Four years later, the 6’4” guard will graduate as one of the most accomplished Yale basketball players of all time. Over his career, the men’s basketball team achieved unprecedented success, winning three Ivy League tournament championships, two conference regular season titles, and securing three NCAA tournament appearances.
He is a three-time Ivy League Defensive Player of the Year and was named the league’s 2024-2025 Player of the Year. Last season, he also recorded three triple doubles — when a player amasses double digits in points, assists, and rebounds in a game — which led the nation.
Luke Neal
A few years ago, as a highly ranked high school tennis player from Northern California, Luke Neal had several Ivy League options that offered him the chance to play tennis and pursue challenging academics. But after a 48-hour visit to New Haven, he found that it was Yale’s community that stood out to him.
“Everyone was so closely bonded,” he recalled. “It just seemed like everyone loved spending time together.”
Neal threw himself into that mentality during his four years at Yale, especially at Davenport College, which he grew to love not just for its impressive views and football-friendly courtyards but also for the opportunities for passing-through moments to turn into bonding time.

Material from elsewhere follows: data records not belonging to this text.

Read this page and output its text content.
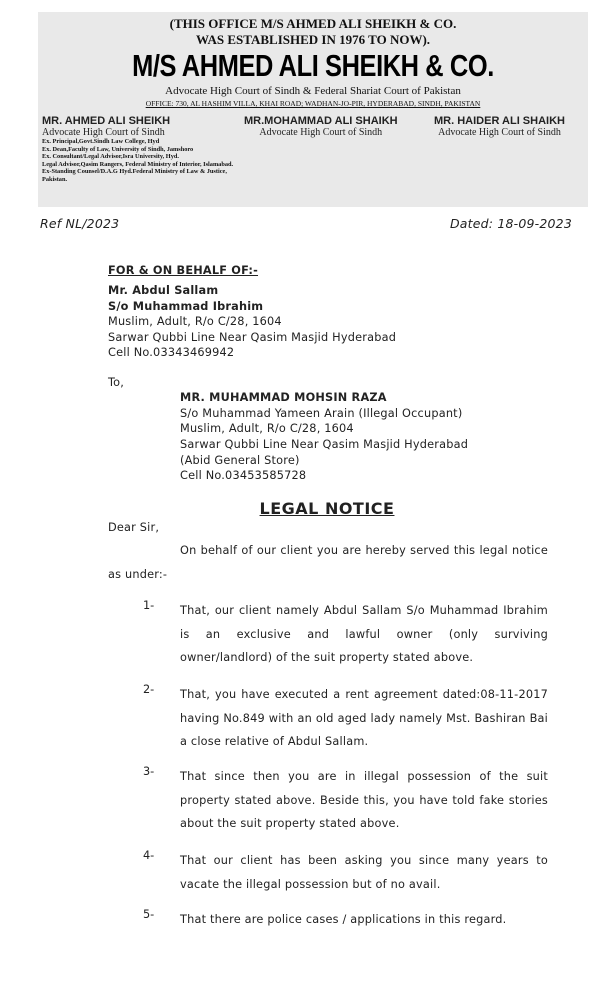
(THIS OFFICE M/S AHMED ALI SHEIKH & CO.
WAS ESTABLISHED IN 1976 TO NOW).
M/S AHMED ALI SHEIKH & CO.
Advocate High Court of Sindh & Federal Shariat Court of Pakistan
OFFICE: 730, AL HASHIM VILLA, KHAI ROAD; WADHAN-JO-PIR, HYDERABAD, SINDH, PAKISTAN
MR. AHMED ALI SHEIKH
Advocate High Court of Sindh
Ex. Principal,Govt.Sindh Law College, Hyd
Ex. Dean,Faculty of Law, University of Sindh, Jamshoro
Ex. Consultant/Legal Advisor,Isra University, Hyd.
Legal Advisor,Qasim Rangers, Federal Ministry of Interior, Islamabad.
Ex-Standing Counsel/D.A.G Hyd.Federal Ministry of Law & Justice, Pakistan.
MR.MOHAMMAD ALI SHAIKH
Advocate High Court of Sindh
MR. HAIDER ALI SHAIKH
Advocate High Court of Sindh
Ref NL/2023	Dated: 18-09-2023
FOR & ON BEHALF OF:-
Mr. Abdul Sallam
S/o Muhammad Ibrahim
Muslim, Adult, R/o C/28, 1604
Sarwar Qubbi Line Near Qasim Masjid Hyderabad
Cell No.03343469942
To,
MR. MUHAMMAD MOHSIN RAZA
S/o Muhammad Yameen Arain (Illegal Occupant)
Muslim, Adult, R/o C/28, 1604
Sarwar Qubbi Line Near Qasim Masjid Hyderabad
(Abid General Store)
Cell No.03453585728
LEGAL NOTICE
Dear Sir,
On behalf of our client you are hereby served this legal notice as under:-
1- That, our client namely Abdul Sallam S/o Muhammad Ibrahim is an exclusive and lawful owner (only surviving owner/landlord) of the suit property stated above.
2- That, you have executed a rent agreement dated:08-11-2017 having No.849 with an old aged lady namely Mst. Bashiran Bai a close relative of Abdul Sallam.
3- That since then you are in illegal possession of the suit property stated above. Beside this, you have told fake stories about the suit property stated above.
4- That our client has been asking you since many years to vacate the illegal possession but of no avail.
5- That there are police cases / applications in this regard.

At Yale, he said, “you’re at a place where you see hundreds of names carved in the table into the walls. You realize how old and traditional it is, but how much everyone cares about each other and how close you can get.”
Joanna Ruiz
Growing up in Hollywood, Florida, Joanna Ruiz had ambitions for college — her sister, through the nonprofit college matching program QuestBridge, had gone to Stanford. But when it came time to think about possible destinations, she felt unsure about going out of state, and where she might find the right place. Then, as a high school junior, she went to QuestBridge’s college fair and heard a Yale admissions officer speak.
“Yale just felt like the most welcoming place,” said Ruiz. “The way they were engaging with us at the fair told me that they cared, and that Yale would be a good place for me to flourish.”
And in her four years here, she has — in her double major of music and American Studies; in her residential college, Jonathan Edwards (JE); and in her work across a broad range of organizations and activities on campus and beyond.
The common thread? Building, and uplifting, community.